Tiny Beautiful Things
- First edition cover
- Author: Cheryl Strayed
- Language: English
- Genre: Self-help
- Publisher: Vintage Books
- Publication date: July 10, 2012
- Media type: Print (hardback, paperback); Ebook; Audiobook;
- Pages: 368 (paperback)
- ISBN: 978-0-3079-4933-2

= Tiny Beautiful Things =

2012 book by Cheryl Strayed

Tiny Beautiful Things: Advice on Love and Life from Dear Sugar is a 2012 self-help book by American author and podcaster Cheryl Strayed. Tiny Beautiful Things is a collection of essays compiled from Strayed's "Dear Sugar" advice column, which she wrote anonymously, on The Rumpus, an online literary magazine. The columns focus as much on her literary memoir as they do on advice and self-help.

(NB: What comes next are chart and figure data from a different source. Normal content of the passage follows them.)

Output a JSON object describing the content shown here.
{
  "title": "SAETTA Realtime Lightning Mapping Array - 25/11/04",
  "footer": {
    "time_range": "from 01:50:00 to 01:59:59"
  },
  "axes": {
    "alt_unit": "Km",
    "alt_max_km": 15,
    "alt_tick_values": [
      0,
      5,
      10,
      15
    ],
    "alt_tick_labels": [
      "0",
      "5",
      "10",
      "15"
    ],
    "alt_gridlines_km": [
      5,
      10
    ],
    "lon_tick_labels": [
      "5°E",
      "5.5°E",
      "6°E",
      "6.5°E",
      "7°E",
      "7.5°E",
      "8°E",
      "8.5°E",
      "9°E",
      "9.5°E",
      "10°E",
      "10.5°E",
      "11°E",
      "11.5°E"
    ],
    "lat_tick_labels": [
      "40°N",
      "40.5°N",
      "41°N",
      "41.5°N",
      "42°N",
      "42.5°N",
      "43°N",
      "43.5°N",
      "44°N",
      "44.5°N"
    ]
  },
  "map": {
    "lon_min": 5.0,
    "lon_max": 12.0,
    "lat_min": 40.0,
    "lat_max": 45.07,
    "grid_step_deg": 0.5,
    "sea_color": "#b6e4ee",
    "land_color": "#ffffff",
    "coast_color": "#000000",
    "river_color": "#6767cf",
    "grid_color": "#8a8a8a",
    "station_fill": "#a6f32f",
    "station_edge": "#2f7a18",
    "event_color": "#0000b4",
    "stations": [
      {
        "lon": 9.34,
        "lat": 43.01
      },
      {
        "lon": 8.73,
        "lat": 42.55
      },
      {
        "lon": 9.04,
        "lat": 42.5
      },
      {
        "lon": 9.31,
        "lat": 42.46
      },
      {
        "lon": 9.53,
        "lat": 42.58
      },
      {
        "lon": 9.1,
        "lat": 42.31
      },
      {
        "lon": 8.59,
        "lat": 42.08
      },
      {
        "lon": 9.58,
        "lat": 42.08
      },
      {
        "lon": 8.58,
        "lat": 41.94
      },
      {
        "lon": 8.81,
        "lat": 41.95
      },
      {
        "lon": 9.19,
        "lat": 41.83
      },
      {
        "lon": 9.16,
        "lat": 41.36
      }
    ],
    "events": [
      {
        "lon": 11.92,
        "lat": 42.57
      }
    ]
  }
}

The book was published on July 10, 2012, by Vintage Books, a division of Random House Publishing, and debuted at No. 5 on the New York Times Best Seller list in the advice and self-help category.

== "Dear Sugar" column ==
The book is a collection of essays from "Dear Sugar", Strayed's advice column on The Rumpus. Strayed took over this column, under the pseudonym "Sugar", on March 11, 2010. It was created and previously written by her friend, Steve Almond. She wrote for the column anonymously and without pay until the column ended in 2012, months before Tiny Beautiful Things was published. As Sugar, Strayed responded to anonymous questions with searing honesty. She drew from her own life experiences in her letters and shared them in raw detail, both the good and the bad. She once said, "I’ve always written the column as if I were a naked woman standing in a field showing you everything but her face." In February, 2012, Strayed revealed her true identity as Sugar.

Tiny Beautiful Things is a compilation of columns chosen by Strayed, including both her favorite and most popular essays. The book also includes essays that were never published on the website.

== Reception ==
Tiny Beautiful Things has been reviewed by journalists on staff at The Washington Post, The New York Times Book Review, the San Francisco Chronicle, and The Huffington Post.

== Dear Sugars podcast ==
Strayed revived her Sugar persona in a podcast called Dear Sugars, which she hosted alongside "Dear Sugar" creator, Steve Almond. It ran for four years, the final episode airing in September 2018. The podcast was produced by The New York Times and WBUR, Boston's NPR affiliate.

In April 2020, in response to an outpouring of requests from readers for her to revive her Sugar persona yet again, Strayed premiered her newest podcast, "Sugar Calling". In each episode of this podcast, Sugar asks questions in conversation with a different author over the age of 60. This second podcast, recorded over Google Hangouts, is intended to provide relief during the COVID-19 pandemic.

==Stage adaptations==
The book was conceived as a play, Tiny Beautiful Things, by Nia Vardalos, Thomas Kail, and Marshall Heyman. The stage adaptation, written by Vardalos and directed by Kail, premiered at The Public Theater in December, 2016 to a sold-out run, starring Vardalos as Sugar. Other members of this original cast include Phillip James Brannon, Alfredo Narciso, and Natalie Woolams-Torres.

Vardalos reprised her performance at The Public in September 2017 for an extended return engagement.

The play received its Canadian premiere in Kelowna, British Columbia, under the direction of Pete MacLeod for MadFox Theatre in February 2023. The production starred Michelle Deighton in the role of Sugar, with supporting performances from Casey Easton, Angela Schjodt, and Mikayla Jones. The run received critical acclaim and sold out all performances.

Tiny Beautiful Things, adapted for the stage by Nia Vardalos, will be performed at the Belvoir Theatre in Surry Hills, New South Wales, featuring a diverse cast and directed by Lee Lewis.

==Television adaptation==
In June 2022, Hulu ordered a television series adaptation of the book, starring Kathryn Hahn. The miniseries premiered on April 7, 2023.